National Geographic’s The Cave is a horrifying indictment of raging war crimes that impact a makeshift hospital led by a female medical team in Syria.
National Geographic’s The Cave is a documentary that is siloed amongst a rare breed of films that archives an unforgivable moment in 21st-century history. The documentary is an indictment of pure human suffering and a woeful blemish of the world we live in. Director Feras Fayyad embeds himself into Syria, amongst besieged civilians that find safety and hope in a subterranean hospital known as the Cave.

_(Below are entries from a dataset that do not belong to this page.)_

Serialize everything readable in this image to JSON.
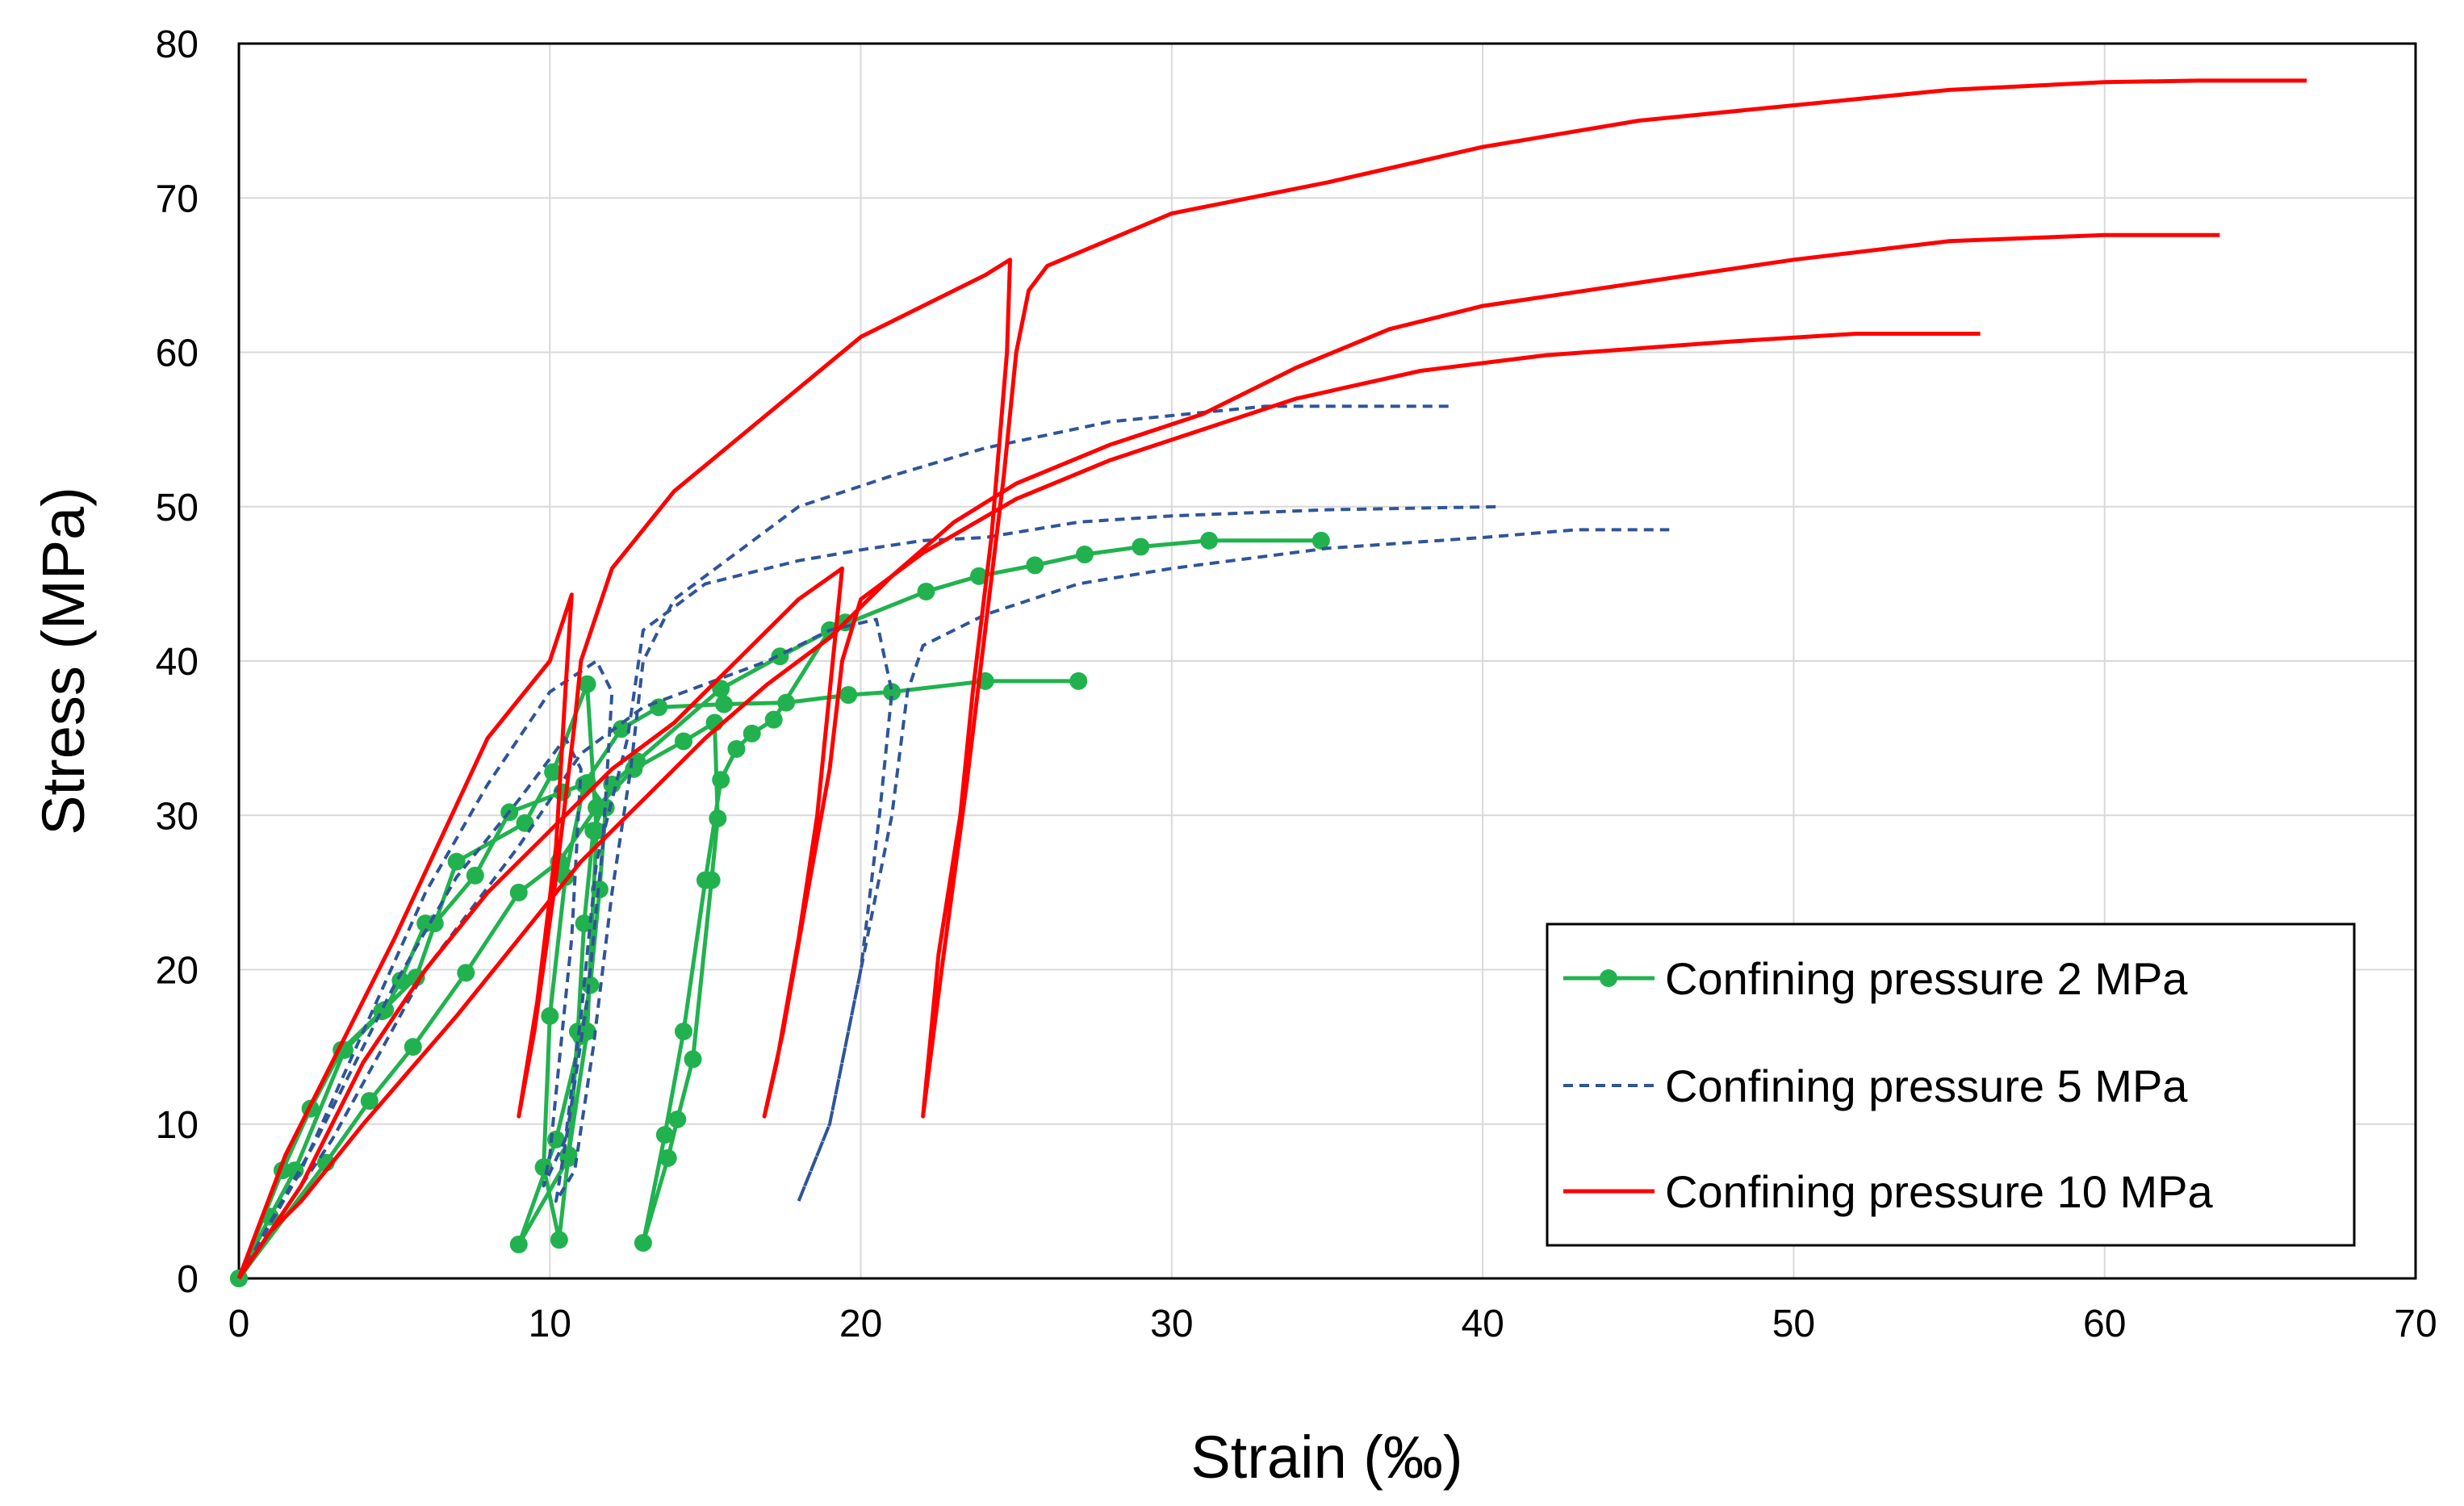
{
  "chart_data": {
    "type": "line",
    "title": "",
    "xlabel": "Strain (‰)",
    "ylabel": "Stress (MPa)",
    "xlim": [
      0,
      70
    ],
    "ylim": [
      0,
      80
    ],
    "xticks": [
      0,
      10,
      20,
      30,
      40,
      50,
      60,
      70
    ],
    "yticks": [
      0,
      10,
      20,
      30,
      40,
      50,
      60,
      70,
      80
    ],
    "xtick_labels": [
      "0",
      "10",
      "20",
      "30",
      "40",
      "50",
      "60",
      "70"
    ],
    "ytick_labels": [
      "0",
      "10",
      "20",
      "30",
      "40",
      "50",
      "60",
      "70",
      "80"
    ],
    "grid": true,
    "legend_position": "bottom-right",
    "series": [
      {
        "name": "Confining pressure 2 MPa",
        "color": "#21b24f",
        "dash": "solid",
        "marker": "circle",
        "points": [
          [
            0,
            0
          ],
          [
            1.4,
            7
          ],
          [
            2.3,
            11
          ],
          [
            3.3,
            14.8
          ],
          [
            4.6,
            17.3
          ],
          [
            5.7,
            19.5
          ],
          [
            7,
            27
          ],
          [
            9.2,
            29.5
          ],
          [
            10.1,
            32.8
          ],
          [
            11.2,
            38.5
          ],
          [
            11.5,
            29
          ],
          [
            11.2,
            16
          ],
          [
            10.6,
            8
          ],
          [
            10.3,
            2.5
          ],
          [
            9.8,
            7.2
          ],
          [
            10,
            17
          ],
          [
            10.5,
            26
          ],
          [
            11.1,
            32
          ],
          [
            12.3,
            35.6
          ],
          [
            13.5,
            37
          ],
          [
            15.6,
            37.2
          ],
          [
            17.6,
            37.3
          ],
          [
            19.6,
            37.8
          ],
          [
            21,
            38
          ],
          [
            24,
            38.7
          ],
          [
            27,
            38.7
          ]
        ],
        "segments": [
          [
            [
              0,
              0
            ],
            [
              2.8,
              7.5
            ],
            [
              4.2,
              11.5
            ],
            [
              5.6,
              15
            ],
            [
              7.3,
              19.8
            ],
            [
              9,
              25
            ],
            [
              10.3,
              27
            ],
            [
              11.5,
              30.5
            ],
            [
              12.7,
              33
            ],
            [
              14.3,
              34.8
            ],
            [
              15.3,
              36
            ],
            [
              15.4,
              29.8
            ],
            [
              15.2,
              25.8
            ],
            [
              14.6,
              14.2
            ],
            [
              14.1,
              10.3
            ],
            [
              13.8,
              7.8
            ],
            [
              13,
              2.3
            ],
            [
              13.7,
              9.3
            ],
            [
              14.3,
              16
            ],
            [
              15,
              25.8
            ],
            [
              15.5,
              32.3
            ],
            [
              16,
              34.3
            ],
            [
              16.5,
              35.3
            ],
            [
              17.2,
              36.2
            ],
            [
              19,
              42
            ],
            [
              22.1,
              44.5
            ],
            [
              23.8,
              45.5
            ],
            [
              25.6,
              46.2
            ],
            [
              27.2,
              46.9
            ],
            [
              29,
              47.4
            ],
            [
              31.2,
              47.8
            ],
            [
              34.8,
              47.8
            ]
          ],
          [
            [
              0,
              0
            ],
            [
              1,
              4
            ],
            [
              1.8,
              7
            ],
            [
              3.4,
              14.8
            ],
            [
              4.7,
              17.4
            ],
            [
              5.2,
              19.3
            ],
            [
              6,
              23
            ],
            [
              6.3,
              23
            ],
            [
              7.6,
              26.1
            ],
            [
              8.7,
              30.2
            ],
            [
              10.4,
              31.5
            ],
            [
              11.2,
              32.1
            ],
            [
              11.8,
              30.5
            ],
            [
              11.6,
              25.2
            ],
            [
              11.3,
              19
            ],
            [
              11,
              15.7
            ],
            [
              10.2,
              9
            ],
            [
              9,
              2.2
            ],
            [
              10.6,
              7.8
            ],
            [
              10.9,
              16
            ],
            [
              11.1,
              23
            ],
            [
              11.4,
              29
            ],
            [
              12,
              32
            ],
            [
              12.8,
              33.5
            ],
            [
              15.5,
              38.2
            ],
            [
              17.4,
              40.3
            ],
            [
              19.5,
              42.5
            ]
          ]
        ]
      },
      {
        "name": "Confining pressure 5 MPa",
        "color": "#2f5597",
        "dash": "dashed",
        "marker": "none",
        "segments": [
          [
            [
              0,
              0
            ],
            [
              2,
              7
            ],
            [
              4,
              16
            ],
            [
              6,
              25
            ],
            [
              8,
              32
            ],
            [
              10,
              38
            ],
            [
              11.5,
              40
            ],
            [
              12,
              38
            ],
            [
              11.7,
              28
            ],
            [
              11.2,
              18
            ],
            [
              10.6,
              10
            ],
            [
              10.2,
              5
            ],
            [
              10.8,
              7
            ],
            [
              11.4,
              15
            ],
            [
              12,
              25
            ],
            [
              12.6,
              33
            ],
            [
              13,
              40
            ],
            [
              14,
              44
            ],
            [
              16,
              47
            ],
            [
              18,
              50
            ],
            [
              21,
              52
            ],
            [
              24,
              53.8
            ],
            [
              28,
              55.5
            ],
            [
              33,
              56.5
            ],
            [
              39,
              56.5
            ]
          ],
          [
            [
              0,
              0
            ],
            [
              2.5,
              9
            ],
            [
              5,
              19
            ],
            [
              7,
              26
            ],
            [
              9,
              31
            ],
            [
              10.5,
              35
            ],
            [
              11,
              33
            ],
            [
              10.7,
              22
            ],
            [
              10.3,
              14
            ],
            [
              10,
              8
            ],
            [
              9.8,
              6
            ],
            [
              10.5,
              9
            ],
            [
              11,
              17
            ],
            [
              11.5,
              27
            ],
            [
              12.5,
              35
            ],
            [
              13,
              42
            ],
            [
              15,
              45
            ],
            [
              18,
              46.5
            ],
            [
              20,
              47.2
            ],
            [
              22,
              47.8
            ],
            [
              24,
              48
            ],
            [
              27,
              49
            ],
            [
              30,
              49.4
            ],
            [
              35,
              49.8
            ],
            [
              40.5,
              50
            ]
          ],
          [
            [
              0,
              0
            ],
            [
              3,
              9
            ],
            [
              6,
              20
            ],
            [
              9,
              28
            ],
            [
              11,
              34
            ],
            [
              13,
              37
            ],
            [
              15,
              38.5
            ],
            [
              17,
              40
            ],
            [
              19,
              42
            ],
            [
              20.5,
              42.7
            ],
            [
              21,
              38
            ],
            [
              20.6,
              30
            ],
            [
              20,
              20
            ],
            [
              19,
              10
            ],
            [
              18,
              5
            ],
            [
              19,
              10
            ],
            [
              20,
              20
            ],
            [
              21,
              30
            ],
            [
              21.5,
              38
            ],
            [
              22,
              41
            ],
            [
              24,
              43
            ],
            [
              27,
              45
            ],
            [
              30,
              46
            ],
            [
              35,
              47.3
            ],
            [
              40,
              48
            ],
            [
              43,
              48.5
            ],
            [
              46,
              48.5
            ]
          ]
        ]
      },
      {
        "name": "Confining pressure 10 MPa",
        "color": "#ff0000",
        "dash": "solid",
        "marker": "none",
        "segments": [
          [
            [
              0,
              0
            ],
            [
              1.5,
              8
            ],
            [
              3,
              14
            ],
            [
              5,
              22
            ],
            [
              8,
              35
            ],
            [
              10,
              40
            ],
            [
              10.7,
              44.3
            ],
            [
              10.5,
              38
            ],
            [
              10.2,
              28
            ],
            [
              9.6,
              18
            ],
            [
              9,
              10.5
            ],
            [
              9.5,
              16
            ],
            [
              10.2,
              26
            ],
            [
              10.8,
              36
            ],
            [
              11,
              40
            ],
            [
              12,
              46
            ],
            [
              14,
              51
            ],
            [
              17,
              56
            ],
            [
              20,
              61
            ],
            [
              22,
              63
            ],
            [
              24,
              65
            ],
            [
              24.8,
              66
            ],
            [
              24.7,
              60
            ],
            [
              24.2,
              48
            ],
            [
              23.6,
              38
            ],
            [
              23.2,
              30
            ],
            [
              22.5,
              21
            ],
            [
              22,
              10.5
            ],
            [
              22.6,
              20
            ],
            [
              23.4,
              32
            ],
            [
              24,
              42
            ],
            [
              24.6,
              52
            ],
            [
              25,
              60
            ],
            [
              25.4,
              64
            ],
            [
              26,
              65.6
            ],
            [
              30,
              69
            ],
            [
              35,
              71
            ],
            [
              40,
              73.3
            ],
            [
              45,
              75
            ],
            [
              50,
              76
            ],
            [
              55,
              77
            ],
            [
              60,
              77.5
            ],
            [
              63,
              77.6
            ],
            [
              66.5,
              77.6
            ]
          ],
          [
            [
              0,
              0
            ],
            [
              2,
              6
            ],
            [
              4,
              14
            ],
            [
              6,
              20
            ],
            [
              8,
              25
            ],
            [
              10,
              29
            ],
            [
              12,
              33
            ],
            [
              14,
              36
            ],
            [
              16,
              40
            ],
            [
              18,
              44
            ],
            [
              19.4,
              46
            ],
            [
              19.1,
              40
            ],
            [
              18.6,
              30
            ],
            [
              18,
              22
            ],
            [
              17.3,
              14
            ],
            [
              16.9,
              10.5
            ],
            [
              17.5,
              16
            ],
            [
              18.2,
              24
            ],
            [
              19,
              33
            ],
            [
              19.4,
              40
            ],
            [
              20,
              44
            ],
            [
              22,
              47
            ],
            [
              25,
              50.5
            ],
            [
              28,
              53
            ],
            [
              31,
              55
            ],
            [
              34,
              57
            ],
            [
              38,
              58.8
            ],
            [
              42,
              59.8
            ],
            [
              48,
              60.7
            ],
            [
              52,
              61.2
            ],
            [
              56,
              61.2
            ]
          ],
          [
            [
              0,
              0
            ],
            [
              1,
              3
            ],
            [
              2,
              5
            ],
            [
              4,
              10
            ],
            [
              7,
              17
            ],
            [
              9,
              22
            ],
            [
              11,
              27
            ],
            [
              13,
              31
            ],
            [
              15,
              35
            ],
            [
              17,
              38.5
            ],
            [
              19,
              41.5
            ],
            [
              21,
              45.5
            ],
            [
              23,
              49
            ],
            [
              25,
              51.5
            ],
            [
              28,
              54
            ],
            [
              31,
              56
            ],
            [
              34,
              59
            ],
            [
              37,
              61.5
            ],
            [
              40,
              63
            ],
            [
              45,
              64.5
            ],
            [
              50,
              66
            ],
            [
              55,
              67.2
            ],
            [
              60,
              67.6
            ],
            [
              63.7,
              67.6
            ]
          ]
        ]
      }
    ]
  }
}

The cameras follow Dr. Amani Ballour and her colleagues Samaher and Dr. Alaa. There’s a scene that highlights a fractured culture despite desperate times when a man questions the purpose of the female medical staff. It’s a scene that is regrettable, with the heavy bombardment on the city of Ghouta unable to reframe the mind. The females have ignited their rights to work with their male counterparts, but the shocking truth is exposed that in times of human brutality, archaic rules are still sought despite demonstrable skills.

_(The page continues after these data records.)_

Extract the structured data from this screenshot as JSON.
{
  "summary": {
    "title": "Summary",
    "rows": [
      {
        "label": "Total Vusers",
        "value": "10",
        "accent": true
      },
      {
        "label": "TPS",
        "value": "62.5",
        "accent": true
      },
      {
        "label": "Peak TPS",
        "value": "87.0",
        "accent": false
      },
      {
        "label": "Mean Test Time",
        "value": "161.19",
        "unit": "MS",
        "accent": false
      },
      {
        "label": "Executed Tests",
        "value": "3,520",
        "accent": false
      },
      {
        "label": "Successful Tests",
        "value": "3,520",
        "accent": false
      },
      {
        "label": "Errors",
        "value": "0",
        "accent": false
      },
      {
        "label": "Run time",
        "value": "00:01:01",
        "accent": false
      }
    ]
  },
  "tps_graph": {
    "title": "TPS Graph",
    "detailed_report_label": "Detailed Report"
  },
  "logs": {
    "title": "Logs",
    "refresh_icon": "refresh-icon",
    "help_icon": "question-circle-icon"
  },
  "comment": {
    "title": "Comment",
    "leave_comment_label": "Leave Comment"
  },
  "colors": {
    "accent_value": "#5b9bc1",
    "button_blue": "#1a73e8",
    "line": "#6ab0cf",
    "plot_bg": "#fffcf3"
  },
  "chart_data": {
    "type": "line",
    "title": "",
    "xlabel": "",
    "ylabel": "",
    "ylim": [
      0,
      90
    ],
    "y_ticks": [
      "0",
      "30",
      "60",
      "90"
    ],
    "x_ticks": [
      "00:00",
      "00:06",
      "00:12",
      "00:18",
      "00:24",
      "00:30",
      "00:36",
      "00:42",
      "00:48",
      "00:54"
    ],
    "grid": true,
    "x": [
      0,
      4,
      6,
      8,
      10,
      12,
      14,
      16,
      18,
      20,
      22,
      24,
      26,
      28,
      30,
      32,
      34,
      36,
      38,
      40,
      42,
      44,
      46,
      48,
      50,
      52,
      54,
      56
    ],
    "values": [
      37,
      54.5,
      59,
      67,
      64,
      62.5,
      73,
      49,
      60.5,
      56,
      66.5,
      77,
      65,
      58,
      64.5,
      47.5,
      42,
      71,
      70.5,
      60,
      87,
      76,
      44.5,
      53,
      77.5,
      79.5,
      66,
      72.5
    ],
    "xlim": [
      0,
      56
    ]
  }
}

The Cave documents a city under constant threat from the Regime, and coordinated airstrikes by Russian airforces. It’s a documentary that breaths hopelessness, with unimaginable anxiety infecting the atmosphere amongst the medical staff every time a plane is heard aggressively roaring from above.

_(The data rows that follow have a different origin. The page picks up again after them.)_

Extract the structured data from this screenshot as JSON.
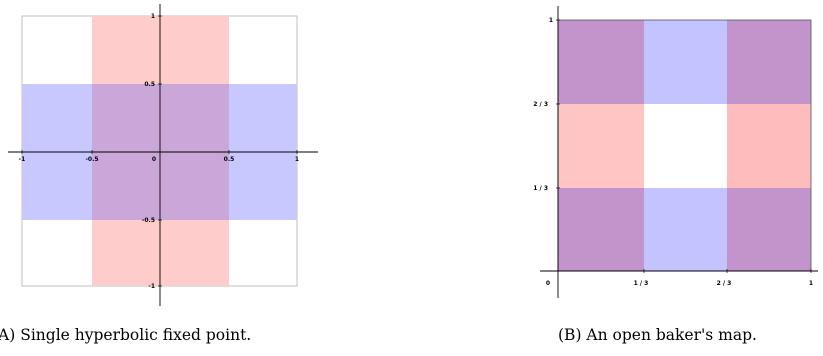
{
  "colors": {
    "red_region": "#ffb3b3",
    "blue_region": "#b3b3ff",
    "overlap_region": "#c39bd3",
    "axis": "#000000",
    "frame": "#b0b0b0"
  },
  "left_panel": {
    "tick_labels_x": [
      "-1",
      "-0.5",
      "0",
      "0.5",
      "1"
    ],
    "tick_labels_y": [
      "1",
      "0.5",
      "-0.5",
      "-1"
    ],
    "caption": "(A) Single hyperbolic fixed point."
  },
  "right_panel": {
    "tick_labels_x": [
      "0",
      "1 / 3",
      "2 / 3",
      "1"
    ],
    "tick_labels_y": [
      "1",
      "2 / 3",
      "1 / 3"
    ],
    "caption": "(B) An open baker's map."
  }
}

The Cave is representative of the cost of war. Feras Fayyad ensures that as many injustices are recorded; a tearful scene opens up the documentary, with Amani aiding a toddler that is struggling to breathe; she manages to extract rubble from the toddler’s mouth. The images of young, innocent children brazened by airstrikes and post-apocalyptic wrecks leave a mark imprinted on the mind. How can we be so recklessly selfish? As a parent, it is difficult to hold back the tears when the young are hoarded into a partially constructed hospital
The Cave intimately follows Dr. Amani and her crew through the areas of the reconstructed underground hospital that has been fleshed out patiently, exemplifying the fight against the evil patriarchy that lives above them. There’s a sense of not giving up, despite the raining of bombs and chemical weapons that rip through the foundations of war-torn Syria on a daily basis. The Cave hides nothing, putting injuries on show and the crippling emotional build-up of the hospital staff.
That sense of not giving up amounts to the emotional nature of the documentary. The bravery appears insurmountable as waves of injured families fly through the low-resourced hospital, where equipment is limited and medicine is scarce. The Cave captures the desperation, the courage but at the same time, the vicious hopelessness that cuts through the hearts of medical staff every time an airstrike is imminent and it draws closer to their makeshift hospital.
Audiences will part with The Cave with plenty of doubt about our world and question how war crimes against humanity are allowed to still exist. Years of besieging innocent civilians are cruel and heartless, and the National Geographic documentary will leave viewers with a mind unrelaxed by a horrifying glimpse of unprecedented human survival.